Время выступления Сени предполагалось не скоро, поэтому отошли в тенек оглядеться. Любое соревнование состоит из тягучего ожидания и нервной суеты вокруг. Кому здесь повезло, так это Уле Тулаевой — ее сразу забрали родственники с обещанием вернуть в нужное время. Конкурсанты менялись на сцене быстро, но их было много. И после короткого совещания решили аппаратуру из автобуса не доставать.

— Зачем? — сказала Анюта. — Не сцена, а проходной двор. Колонки уронят, шнуры затопчут, микрофоны сопрут.

Денис и Иван эту идею горячо поддержали.
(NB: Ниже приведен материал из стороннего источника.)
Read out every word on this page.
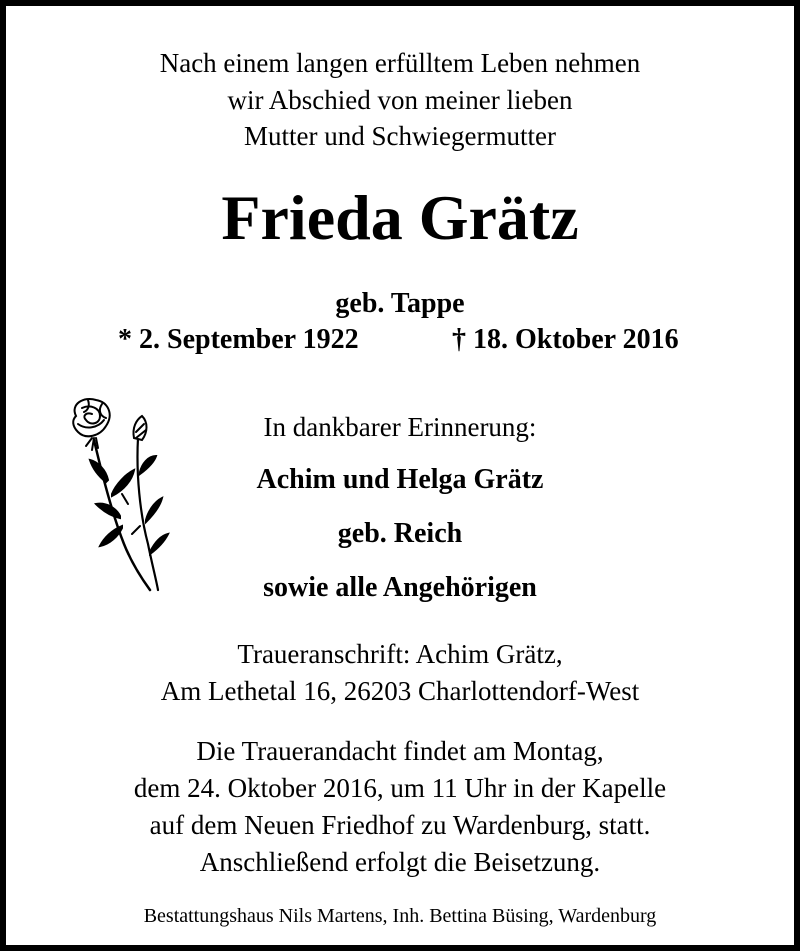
Nach einem langen erfülltem Leben nehmen
wir Abschied von meiner lieben
Mutter und Schwiegermutter
Frieda Grätz
geb. Tappe
* 2. September 1922	† 18. Oktober 2016
In dankbarer Erinnerung:
Achim und Helga Grätz
geb. Reich
sowie alle Angehörigen
Traueranschrift: Achim Grätz,
Am Lethetal 16, 26203 Charlottendorf-West
Die Trauerandacht findet am Montag,
dem 24. Oktober 2016, um 11 Uhr in der Kapelle
auf dem Neuen Friedhof zu Wardenburg, statt.
Anschließend erfolgt die Beisetzung.
Bestattungshaus Nils Martens, Inh. Bettina Büsing, Wardenburg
Оркестранткам их представили как грузчиков, служащих при автобусе, и выполнять эту роль таксистам совсем не улыбалось.

— Логично, — согласился с Нюсей Антон. — Многие под магнитофон пляшут и не парятся.

— Сделаем по образцу ереванского выступления, — подвела итог Варвара, — выпустим голый хор и барабаны.
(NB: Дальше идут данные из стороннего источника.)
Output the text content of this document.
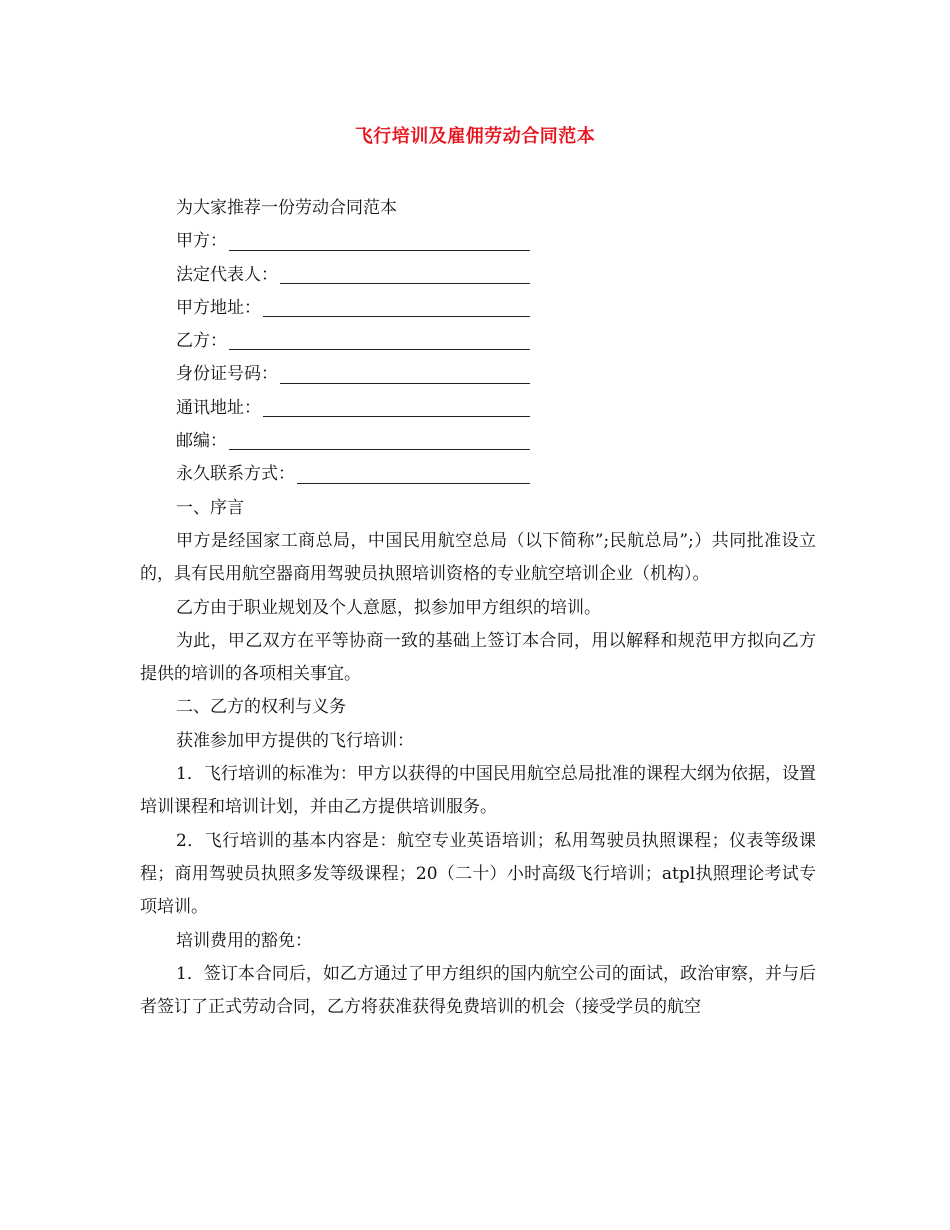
飞行培训及雇佣劳动合同范本

为大家推荐一份劳动合同范本

甲方：
法定代表人：
甲方地址：
乙方：
身份证号码：
通讯地址：
邮编：
永久联系方式：

一、序言

甲方是经国家工商总局，中国民用航空总局（以下简称”;民航总局”;）共同批准设立的，具有民用航空器商用驾驶员执照培训资格的专业航空培训企业（机构）。

乙方由于职业规划及个人意愿，拟参加甲方组织的培训。

为此，甲乙双方在平等协商一致的基础上签订本合同，用以解释和规范甲方拟向乙方提供的培训的各项相关事宜。

二、乙方的权利与义务

获准参加甲方提供的飞行培训：

1．飞行培训的标准为：甲方以获得的中国民用航空总局批准的课程大纲为依据，设置培训课程和培训计划，并由乙方提供培训服务。

2．飞行培训的基本内容是：航空专业英语培训；私用驾驶员执照课程；仪表等级课程；商用驾驶员执照多发等级课程；20（二十）小时高级飞行培训；atpl执照理论考试专项培训。

培训费用的豁免：

1．签订本合同后，如乙方通过了甲方组织的国内航空公司的面试，政治审察，并与后者签订了正式劳动合同，乙方将获准获得免费培训的机会（接受学员的航空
Говоря «голый хор», она имела в виду «без инструментов», именно так ее и поняли. Хотя в моё время голая массовка на сцене никого уже не удивляет. Более того, удивляет одетая. Что касается поездки в Армению, то речь о ней еще будет. Этот вояж вспоминать не любили, но сейчас опыт, что сын ошибок трудный, пригодился. Да и каноническое исполнение казачьей песни «Ойся, ты ойся» предполагало именно хор.
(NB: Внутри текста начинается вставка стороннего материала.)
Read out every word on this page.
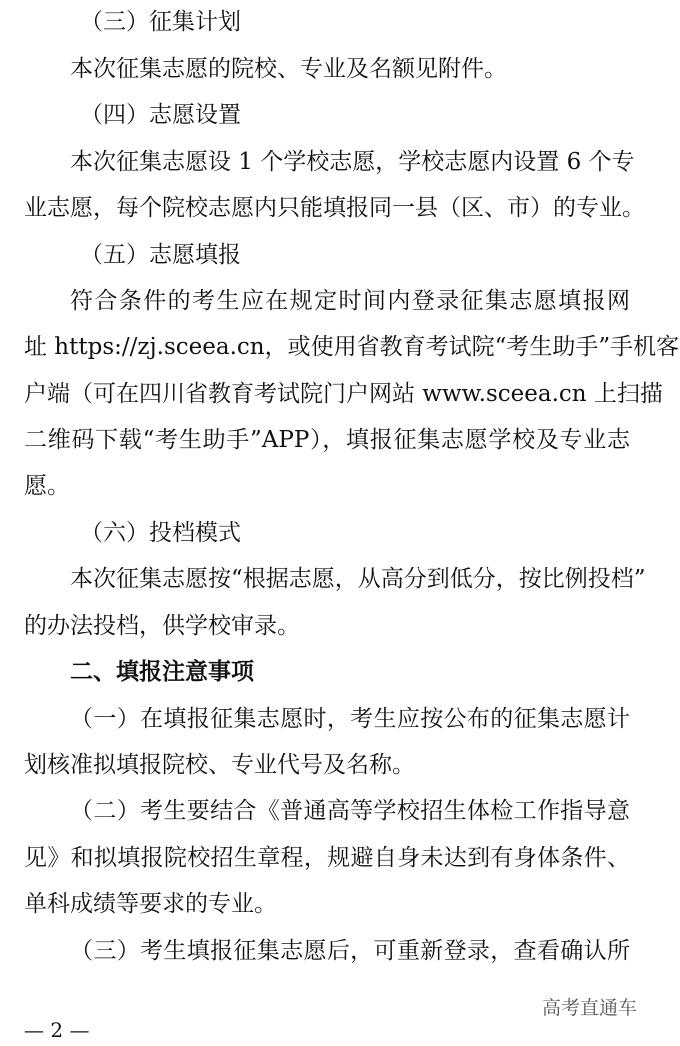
（三）征集计划
本次征集志愿的院校、专业及名额见附件。
（四）志愿设置
本次征集志愿设 1 个学校志愿，学校志愿内设置 6 个专
业志愿，每个院校志愿内只能填报同一县（区、市）的专业。
（五）志愿填报
符合条件的考生应在规定时间内登录征集志愿填报网
址 https://zj.sceea.cn，或使用省教育考试院“考生助手”手机客
户端（可在四川省教育考试院门户网站 www.sceea.cn 上扫描
二维码下载“考生助手”APP），填报征集志愿学校及专业志
愿。
（六）投档模式
本次征集志愿按“根据志愿，从高分到低分，按比例投档”
的办法投档，供学校审录。
二、填报注意事项
（一）在填报征集志愿时，考生应按公布的征集志愿计
划核准拟填报院校、专业代号及名称。
（二）考生要结合《普通高等学校招生体检工作指导意
见》和拟填报院校招生章程，规避自身未达到有身体条件、
单科成绩等要求的专业。
（三）考生填报征集志愿后，可重新登录，查看确认所
高考直通车
— 2 —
Ойся, ты ойся, ты меня не бойся,

Я тебя не трону, ты не беспокойся.

А еще просил казак правды для народа,

Будет правда на земле, будет и свобода.


Номер, отрепетированный до автоматизма, оркестрантки выдали на одном дыхании. Сеня шашками отмахала на отлично, хор спел слаженно, барабаны отыграли четко и громко. Да еще Антон на гармошке отработал четко, с переливами и заездами в импровизацию. Всё вместе это выглядело зажигательно, зрители долго хлопали.

А потом снова началось томительное ожидание результатов. В другое время посмотреть чужие танцы было бы интересно, но сейчас все желали скорейшего окончания конкурса. Гулять здесь особенно было некуда, обычная городская окраина. Даже наглядная агитация, уверяющая партию, будто она едина с народом, была привычна и, в отличие от рекламы кино, совсем не бросалась в глаза. Как и припыленная «Слава КПСС» с присной растяжкой «Решения XXIV съезда в жизнь».

Отдельным укором висел плакат «Смелее выдвигайте женщин на руководящую работу», оставшийся, видимо, с времен праздника Восьмого марта. А вот свеженарисованные лозунги «Мы за мир» и «Мы дружбой спаяны в кулак» — мотивировали, особенно мощный кулак.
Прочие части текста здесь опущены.